Vivien Leigh and Ralph Richardson in Anna Karenina |
Karenin: Ralph Richardson
Vronsky: Kieron Moore
Kitty: Sally Ann Howes
Levin: Niall MacGinnis
Princess Betsy: Martita Hunt
Countess Vronsky: Helen Haye
Sergei: Patrick Skipwith
Director: Julien Duvivier
Screenplay: Jean Anouilh, Guy Morgan, Julien Duvivier
Based on a novel by Leo Tolstoy
Cinematography: Henri Alekan
Costume design: Cecil Beaton
If Greta Garbo is the best reason for seeing Clarence Brown's 1935 version of Anna Karenina, then Ralph Richardson is the best argument for watching this one. As Karenin, Richardson demonstrates an understanding of the character that Basil Rathbone failed to display in the earlier version. In a performance barely distinguished from his usual haughty villain roles, Rathbone played Karenin as a cuckold with a cold heart. Richardson wants us to see what Tolstoy found in Karenin: the wounded pride, the inability to stoop to tenderness that has been bred in him by long contact with Russian society and political status-seeking. Unfortunately, Richardson's role exists in a rather dull adaptation of the novel, directed by Julien Duvivier from a screenplay he wrote with Jean Anouilh and Guy Morgan. Although Vivien Leigh was certainly a tantalizing choice for the title role, she makes a fragile Anna -- no surprise, as she was recovering from tuberculosis, a miscarriage, and a bout with depression that seems to have begun her descent into bipolar disorder. At times, especially in the 19th-century gowns designed by Cecil Beaton, she evokes a little of the wit and backbone of Scarlett O'Hara, but she has no chemistry with her Vronsky, the otherwise unremembered Irish actor Kieron Moore. It's not surprising that producer Alexander Korda gave Moore third billing, promoting Richardson above him. The production, too, is rather drab, especially when compared to the opulence that MGM could provide in its 1935 heyday.
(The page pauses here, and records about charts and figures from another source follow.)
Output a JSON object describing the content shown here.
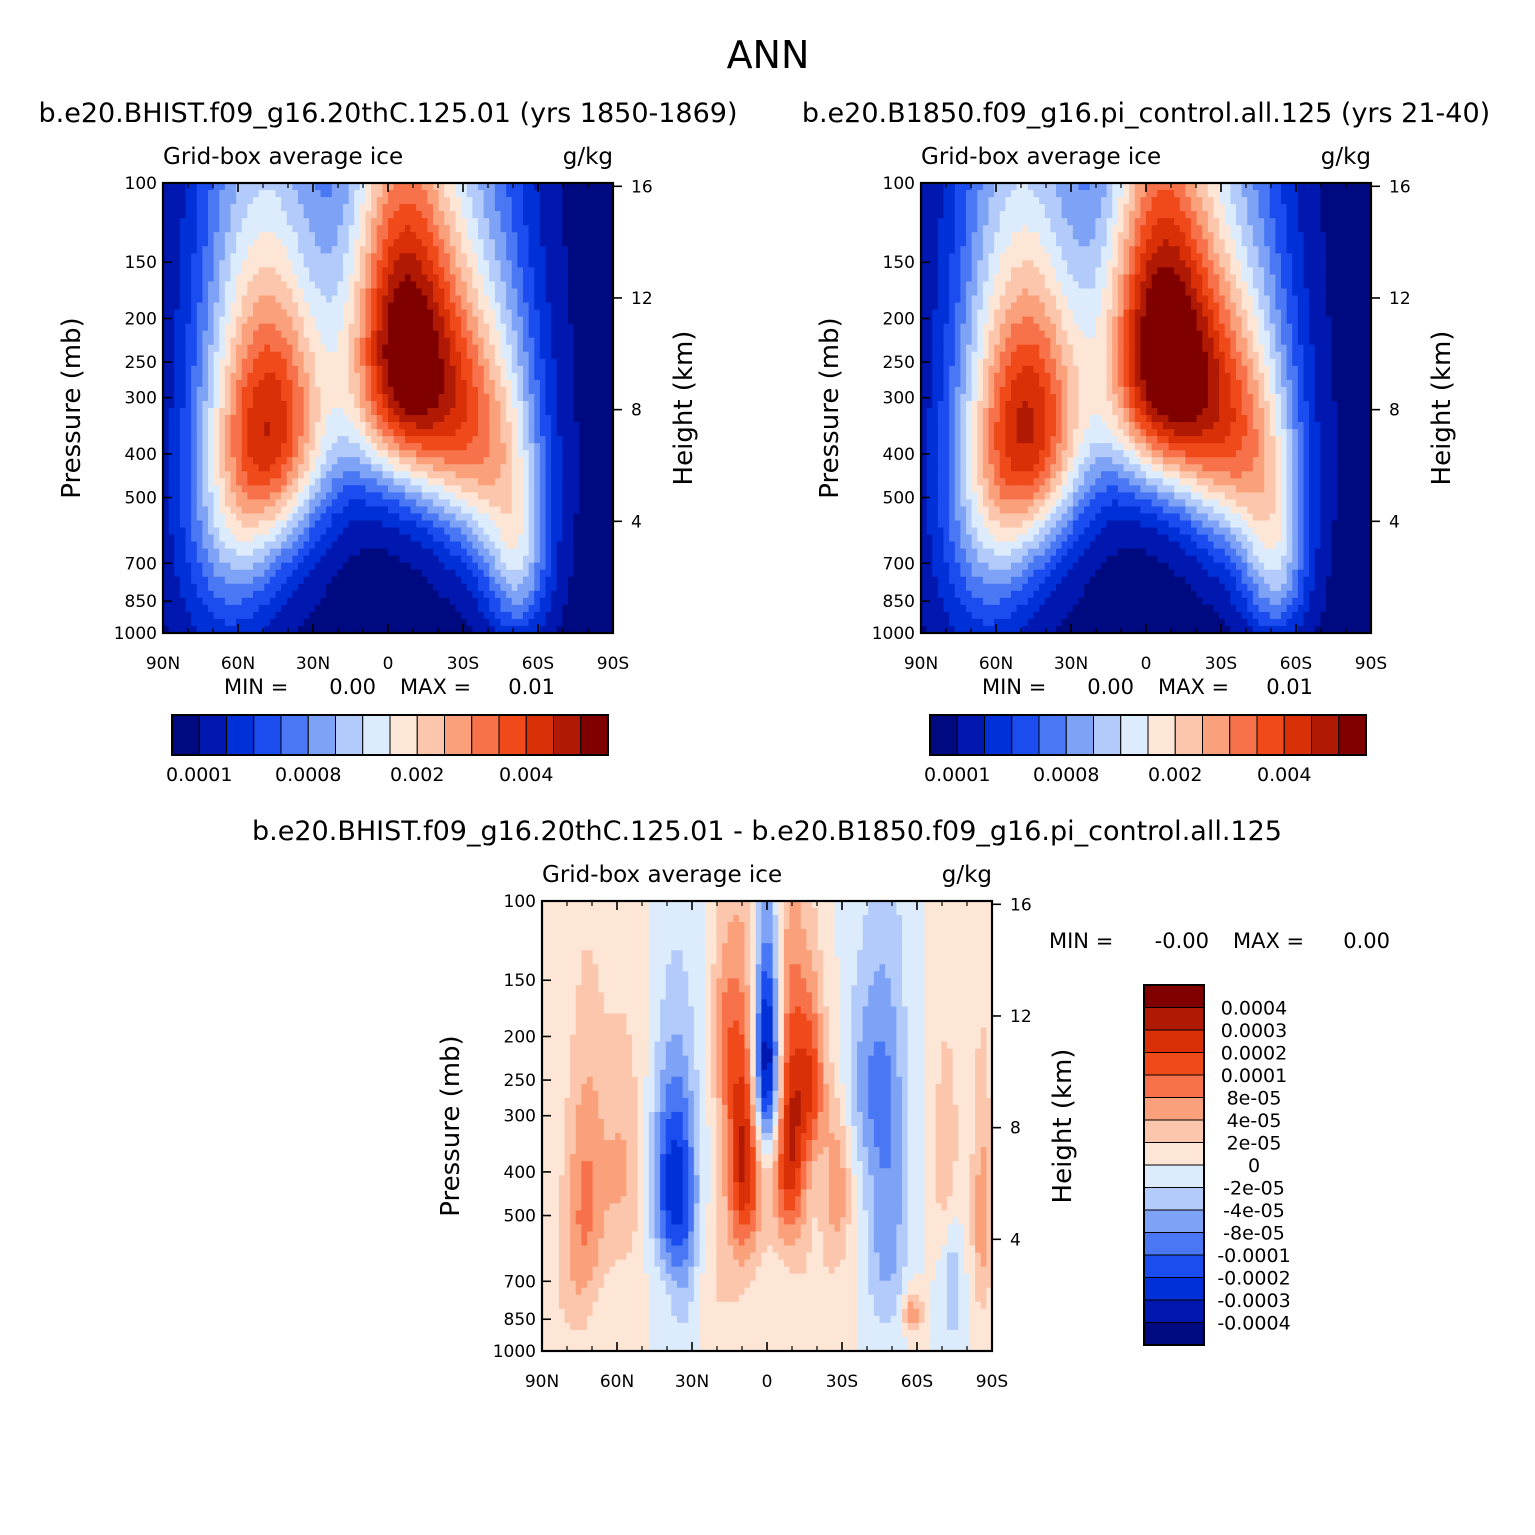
{
  "page_title": "ANN",
  "colors": {
    "abs_levels": [
      "#000a80",
      "#0018b0",
      "#0030d8",
      "#1a4cf0",
      "#4a78f4",
      "#7ea2f6",
      "#b2cbfa",
      "#dcecfc",
      "#fde6d6",
      "#fcc6ac",
      "#faa07a",
      "#f7724a",
      "#f04a1a",
      "#d93008",
      "#b01a04",
      "#800000"
    ],
    "diff_levels": [
      "#000a80",
      "#0018b0",
      "#0030d8",
      "#1a4cf0",
      "#4a78f4",
      "#7ea2f6",
      "#b2cbfa",
      "#dcecfc",
      "#fde6d6",
      "#fcc6ac",
      "#faa07a",
      "#f7724a",
      "#f04a1a",
      "#d93008",
      "#b01a04",
      "#800000"
    ]
  },
  "chart_data": [
    {
      "type": "heatmap",
      "id": "panel-1",
      "title": "b.e20.BHIST.f09_g16.20thC.125.01 (yrs 1850-1869)",
      "left_label": "Grid-box average ice",
      "right_label": "g/kg",
      "xlabel": "",
      "ylabel": "Pressure (mb)",
      "y2label": "Height (km)",
      "x_ticks": [
        "90N",
        "60N",
        "30N",
        "0",
        "30S",
        "60S",
        "90S"
      ],
      "x_range": [
        90,
        -90
      ],
      "y_ticks": [
        100,
        150,
        200,
        250,
        300,
        400,
        500,
        700,
        850,
        1000
      ],
      "y_range": [
        100,
        1000
      ],
      "y2_ticks": [
        16,
        12,
        8,
        4
      ],
      "stats": {
        "min_label": "MIN =",
        "min_value": "0.00",
        "max_label": "MAX =",
        "max_value": "0.01"
      },
      "colorbar_ticks": [
        "0.0001",
        "0.0008",
        "0.002",
        "0.004"
      ],
      "features": [
        {
          "lat": -5,
          "p": 230,
          "value": 6.0,
          "sx": 16,
          "sy": 150
        },
        {
          "lat": 42,
          "p": 320,
          "value": 3.4,
          "sx": 16,
          "sy": 170
        },
        {
          "lat": 52,
          "p": 420,
          "value": 2.0,
          "sx": 16,
          "sy": 260
        },
        {
          "lat": 65,
          "p": 550,
          "value": 1.5,
          "sx": 14,
          "sy": 380
        },
        {
          "lat": -30,
          "p": 330,
          "value": 2.6,
          "sx": 16,
          "sy": 170
        },
        {
          "lat": -42,
          "p": 420,
          "value": 1.8,
          "sx": 15,
          "sy": 240
        },
        {
          "lat": -52,
          "p": 700,
          "value": 2.0,
          "sx": 9,
          "sy": 230
        }
      ]
    },
    {
      "type": "heatmap",
      "id": "panel-2",
      "title": "b.e20.B1850.f09_g16.pi_control.all.125 (yrs 21-40)",
      "left_label": "Grid-box average ice",
      "right_label": "g/kg",
      "xlabel": "",
      "ylabel": "Pressure (mb)",
      "y2label": "Height (km)",
      "x_ticks": [
        "90N",
        "60N",
        "30N",
        "0",
        "30S",
        "60S",
        "90S"
      ],
      "x_range": [
        90,
        -90
      ],
      "y_ticks": [
        100,
        150,
        200,
        250,
        300,
        400,
        500,
        700,
        850,
        1000
      ],
      "y_range": [
        100,
        1000
      ],
      "y2_ticks": [
        16,
        12,
        8,
        4
      ],
      "stats": {
        "min_label": "MIN =",
        "min_value": "0.00",
        "max_label": "MAX =",
        "max_value": "0.01"
      },
      "colorbar_ticks": [
        "0.0001",
        "0.0008",
        "0.002",
        "0.004"
      ],
      "features": [
        {
          "lat": -5,
          "p": 230,
          "value": 6.2,
          "sx": 16,
          "sy": 150
        },
        {
          "lat": 42,
          "p": 320,
          "value": 3.5,
          "sx": 16,
          "sy": 170
        },
        {
          "lat": 52,
          "p": 420,
          "value": 2.0,
          "sx": 16,
          "sy": 260
        },
        {
          "lat": 65,
          "p": 550,
          "value": 1.5,
          "sx": 14,
          "sy": 380
        },
        {
          "lat": -30,
          "p": 330,
          "value": 2.8,
          "sx": 16,
          "sy": 170
        },
        {
          "lat": -42,
          "p": 420,
          "value": 1.9,
          "sx": 15,
          "sy": 240
        },
        {
          "lat": -52,
          "p": 700,
          "value": 2.0,
          "sx": 9,
          "sy": 230
        }
      ]
    },
    {
      "type": "heatmap",
      "id": "panel-diff",
      "title": "b.e20.BHIST.f09_g16.20thC.125.01 - b.e20.B1850.f09_g16.pi_control.all.125",
      "left_label": "Grid-box average ice",
      "right_label": "g/kg",
      "xlabel": "",
      "ylabel": "Pressure (mb)",
      "y2label": "Height (km)",
      "x_ticks": [
        "90N",
        "60N",
        "30N",
        "0",
        "30S",
        "60S",
        "90S"
      ],
      "x_range": [
        90,
        -90
      ],
      "y_ticks": [
        100,
        150,
        200,
        250,
        300,
        400,
        500,
        700,
        850,
        1000
      ],
      "y_range": [
        100,
        1000
      ],
      "y2_ticks": [
        16,
        12,
        8,
        4
      ],
      "stats": {
        "min_label": "MIN =",
        "min_value": "-0.00",
        "max_label": "MAX =",
        "max_value": "0.00"
      },
      "colorbar_labels": [
        "0.0004",
        "0.0003",
        "0.0002",
        "0.0001",
        "8e-05",
        "4e-05",
        "2e-05",
        "0",
        "-2e-05",
        "-4e-05",
        "-8e-05",
        "-0.0001",
        "-0.0002",
        "-0.0003",
        "-0.0004"
      ],
      "features": [
        {
          "lat": 0,
          "p": 230,
          "value": -6.0,
          "sx": 4,
          "sy": 90
        },
        {
          "lat": -9,
          "p": 330,
          "value": 4.5,
          "sx": 5,
          "sy": 160
        },
        {
          "lat": 9,
          "p": 360,
          "value": 4.5,
          "sx": 5,
          "sy": 160
        },
        {
          "lat": -18,
          "p": 250,
          "value": 2.8,
          "sx": 4,
          "sy": 80
        },
        {
          "lat": 17,
          "p": 200,
          "value": 1.8,
          "sx": 4,
          "sy": 70
        },
        {
          "lat": 38,
          "p": 420,
          "value": -3.5,
          "sx": 6,
          "sy": 150
        },
        {
          "lat": 33,
          "p": 600,
          "value": -1.6,
          "sx": 5,
          "sy": 250
        },
        {
          "lat": 72,
          "p": 450,
          "value": 1.7,
          "sx": 5,
          "sy": 220
        },
        {
          "lat": 58,
          "p": 400,
          "value": 1.5,
          "sx": 7,
          "sy": 180
        },
        {
          "lat": -28,
          "p": 420,
          "value": 2.0,
          "sx": 4,
          "sy": 130
        },
        {
          "lat": -48,
          "p": 480,
          "value": -2.0,
          "sx": 6,
          "sy": 280
        },
        {
          "lat": -40,
          "p": 250,
          "value": -1.5,
          "sx": 8,
          "sy": 90
        },
        {
          "lat": -58,
          "p": 820,
          "value": 2.0,
          "sx": 3,
          "sy": 70
        },
        {
          "lat": -72,
          "p": 380,
          "value": 1.5,
          "sx": 4,
          "sy": 150
        },
        {
          "lat": -86,
          "p": 500,
          "value": 1.8,
          "sx": 3,
          "sy": 230
        },
        {
          "lat": -74,
          "p": 700,
          "value": -1.3,
          "sx": 3,
          "sy": 200
        },
        {
          "lat": 78,
          "p": 650,
          "value": 1.0,
          "sx": 6,
          "sy": 260
        },
        {
          "lat": 20,
          "p": 700,
          "value": 0.8,
          "sx": 10,
          "sy": 200
        },
        {
          "lat": -20,
          "p": 800,
          "value": 0.7,
          "sx": 8,
          "sy": 200
        }
      ]
    }
  ]
}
There's a toy train early in the film that the special effects people try to pass off as full-size by hiding it behind an obviously artificial snowstorm. As usual, this Anna Karenina is all about building up to Anna's famous demise, this time by taking us into her foreboding nightmare about a railroad worker she saw at the beginning of her affair with Vronsky. And also as usual, the half of the novel dealing with Levin, Tolstoy's stand-in character, is scuttled. In this version, Levin is a balding middle-aged man whose only function is to be rejected by Kitty, who is then thrown over for Anna by Vronsky. There's a perfunctory scene that gives a happy ending to the Levin-Kitty story, but it adds nothing but length to the film. Some of the scenes featuring the supporting cast, especially those with Martita Hunt as Princess Betsy, bring the film to flickering life, but there aren't enough of them to overcome the general dullness.